‘White people’, in its political rather than descriptive sense, is such a perverse phrase. As if the white man who owns a bank is indistinguishable from the Rust Belt white guy who works on a production line. As if the white man who runs the European Commission is the same as the white men who must trek from the east of the EU to the west just to find some (hard) work. Radicals’ obsession with whiteness speaks to their utter abandonment of the idea of class, and of any attempt to analyse and rethink social relations. They now prefer to mystify power, to turn it from a real, lived, analysable thing into a kind of magic that is passed between white-skinned people through history and through culture and the internet. In the process they utterly demean working-class whites in particular.
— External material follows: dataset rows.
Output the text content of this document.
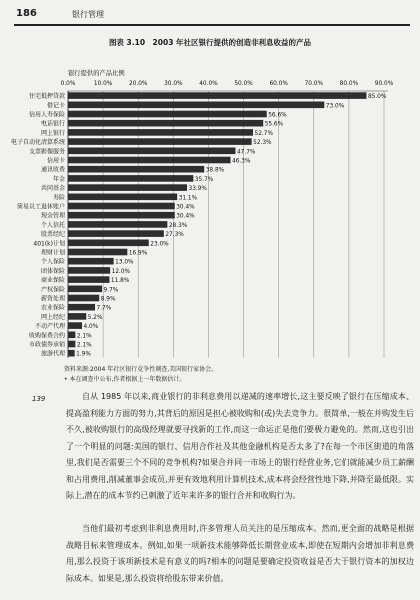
186	银行管理
图表 3.10　2003 年社区银行提供的创造非利息收益的产品
银行提供的产品比例
0.0%	10.0%	20.0%	30.0%	40.0%	50.0%	60.0%	70.0%	80.0%	90.0%
住宅抵押贷款	85.0%
借记卡	73.0%
信用人寿保险	56.6%
电话银行	55.6%
网上银行	52.7%
电子自动化清算系统	52.3%
支票影像服务	47.7%
信用卡	46.3%
通讯收费	38.8%
年金	35.7%
共同基金	33.9%
寿险	31.1%
简易员工退休账户	30.4%
现金管理	30.4%
个人信托	28.3%
股票经纪	27.3%
401(k)计划	23.0%
理财计划	16.9%
个人保险	13.0%
团体保险	12.0%
商业保险	11.8%
产权保险	9.7%
薪资处理	8.9%
农业保险	7.7%
网上经纪	5.2%
不动产代理	4.0%
收购保费合约 2.1%
市政债券承销 2.1%
旅游代理 1.9%
资料来源:2004 年社区银行竞争性调查,美国银行家协会。
• 本在调查中公布,作者根据上一年数据估计。
139	自从 1985 年以来,商业银行的非利息费用以递减的速率增长,这主要反映了银行在压缩成本、提高盈利能力方面的努力,其背后的原因是担心被收购和(或)失去竞争力。很简单,一般在并购发生后不久,被收购银行的高级经理就要寻找新的工作,而这一命运正是他们要极力避免的。然而,这也引出了一个明显的问题:美国的银行、信用合作社及其他金融机构是否太多了?在每一个市区街道的角落里,我们是否需要三个不同的竞争机构?如果合并同一市场上的银行经营业务,它们就能减少员工薪酬和占用费用,削减董事会成员,并更有效地利用计算机技术,成本将会经营性地下降,并降至最低限。实际上,潜在的成本节约已刺激了近年来许多的银行合并和收购行为。
当他们最初考虑到非利息费用时,许多管理人员关注的是压缩成本。然而,更全面的战略是根据战略目标来管理成本。例如,如果一项新技术能够降低长期营业成本,即使在短期内会增加非利息费用,那么投资于该项新技术是有意义的吗?相本的问题是要确定投资收益是否大于银行资本的加权边际成本。如果是,那么投资将给股东带来价值。
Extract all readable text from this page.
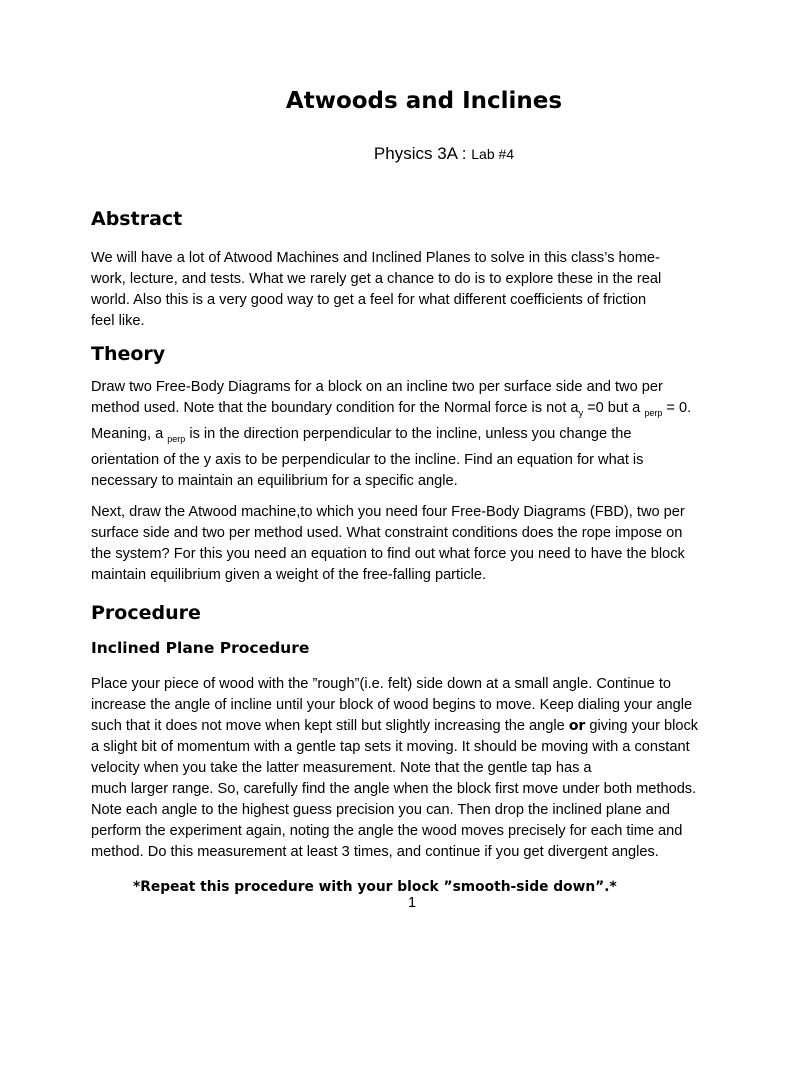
Atwoods and Inclines

Physics 3A : Lab #4

Abstract

We will have a lot of Atwood Machines and Inclined Planes to solve in this class’s home-
work, lecture, and tests. What we rarely get a chance to do is to explore these in the real
world. Also this is a very good way to get a feel for what different coefficients of friction
feel like.

Theory

Draw two Free-Body Diagrams for a block on an incline two per surface side and two per
method used. Note that the boundary condition for the Normal force is not $a_y =0$ but a $_{perp}$ = 0.
Meaning, a $_{perp}$ is in the direction perpendicular to the incline, unless you change the
orientation of the y axis to be perpendicular to the incline. Find an equation for what is
necessary to maintain an equilibrium for a specific angle.

Next, draw the Atwood machine,to which you need four Free-Body Diagrams (FBD), two per
surface side and two per method used. What constraint conditions does the rope impose on
the system? For this you need an equation to find out what force you need to have the block
maintain equilibrium given a weight of the free-falling particle.

Procedure
Inclined Plane Procedure

Place your piece of wood with the ”rough”(i.e. felt) side down at a small angle. Continue to
increase the angle of incline until your block of wood begins to move. Keep dialing your angle
such that it does not move when kept still but slightly increasing the angle or giving your block
a slight bit of momentum with a gentle tap sets it moving. It should be moving with a constant
velocity when you take the latter measurement. Note that the gentle tap has a
much larger range. So, carefully find the angle when the block first move under both methods.
Note each angle to the highest guess precision you can. Then drop the inclined plane and
perform the experiment again, noting the angle the wood moves precisely for each time and
method. Do this measurement at least 3 times, and continue if you get divergent angles.

*Repeat this procedure with your block ”smooth-side down”.*

1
They airbrush their experience from the record (and I thought erasing people’s lives was the worst thing you could do) through suggesting they are part of some strange, free-standing system of magically gifted privilege; that their struggles and sense of identity count for nothing in the broader scheme of their skin colour.
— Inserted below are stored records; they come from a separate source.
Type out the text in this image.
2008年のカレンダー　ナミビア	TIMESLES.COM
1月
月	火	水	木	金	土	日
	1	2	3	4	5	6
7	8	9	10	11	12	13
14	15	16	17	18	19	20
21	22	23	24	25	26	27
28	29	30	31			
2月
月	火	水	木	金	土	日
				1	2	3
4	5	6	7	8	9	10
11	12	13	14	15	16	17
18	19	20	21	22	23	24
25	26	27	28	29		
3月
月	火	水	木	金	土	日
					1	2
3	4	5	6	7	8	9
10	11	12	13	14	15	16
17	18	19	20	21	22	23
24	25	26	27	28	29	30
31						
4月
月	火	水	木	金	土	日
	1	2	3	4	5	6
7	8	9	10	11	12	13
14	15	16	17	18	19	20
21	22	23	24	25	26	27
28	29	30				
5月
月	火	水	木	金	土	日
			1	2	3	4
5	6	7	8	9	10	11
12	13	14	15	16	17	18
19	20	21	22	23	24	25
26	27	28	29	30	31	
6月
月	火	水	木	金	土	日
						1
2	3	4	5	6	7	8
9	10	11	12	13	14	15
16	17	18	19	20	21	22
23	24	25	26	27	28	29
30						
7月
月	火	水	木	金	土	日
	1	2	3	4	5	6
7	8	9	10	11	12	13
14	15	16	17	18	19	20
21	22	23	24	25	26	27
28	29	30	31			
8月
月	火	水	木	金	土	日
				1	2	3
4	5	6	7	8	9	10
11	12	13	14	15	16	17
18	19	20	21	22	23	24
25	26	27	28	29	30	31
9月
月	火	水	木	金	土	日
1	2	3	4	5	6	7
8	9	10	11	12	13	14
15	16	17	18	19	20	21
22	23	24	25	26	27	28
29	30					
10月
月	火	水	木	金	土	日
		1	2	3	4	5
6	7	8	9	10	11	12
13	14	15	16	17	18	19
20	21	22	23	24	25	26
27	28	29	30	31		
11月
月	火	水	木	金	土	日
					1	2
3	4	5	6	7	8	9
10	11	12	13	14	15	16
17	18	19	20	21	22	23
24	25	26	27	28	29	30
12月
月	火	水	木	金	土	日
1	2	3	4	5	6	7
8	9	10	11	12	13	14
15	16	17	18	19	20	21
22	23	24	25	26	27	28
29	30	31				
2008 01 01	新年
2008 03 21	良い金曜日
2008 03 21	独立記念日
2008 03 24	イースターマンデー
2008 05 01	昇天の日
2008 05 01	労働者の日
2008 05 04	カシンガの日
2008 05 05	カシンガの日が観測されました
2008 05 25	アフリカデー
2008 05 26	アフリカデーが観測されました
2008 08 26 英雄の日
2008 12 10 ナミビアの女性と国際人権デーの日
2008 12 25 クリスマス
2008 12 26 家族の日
Then there’s the way ‘white people’ talk racialises politics, and public life, and everyday life. It lures us into the racial imagination; it positively encourages racialised thinking. It replaces the foul biological determinism of the old racism, which suggested blacks were governed more by instinct than mental faculty, with a new historical determinism that says blacks have been permanently wounded by historical experience while whites have been made arrogant by it. Terms like ‘stay in your lane’, used by supporters of Black Lives Matter to chastise whites who want to help lead the fight for black equality, confirm how divisive the new racialism is, and the impossibility of solidarity in an era of skin-colour determinism and politics-by-identity.
The white-people obsession turns whiteness into a kind of original sin, a marker for wickedness. To be white is to be corrupted — from the moment of birth — and so one must spend one’s time atoning and apologising. This is why we have the cult of white privilege-checking, where well-educated, racially minded ‘progressive’ whites will ostentatiously watch what they say around blacks, take a back seat in debates about race and power, and preface their every utterance with the words ‘I know I’m white, so this might be invalid, but…’.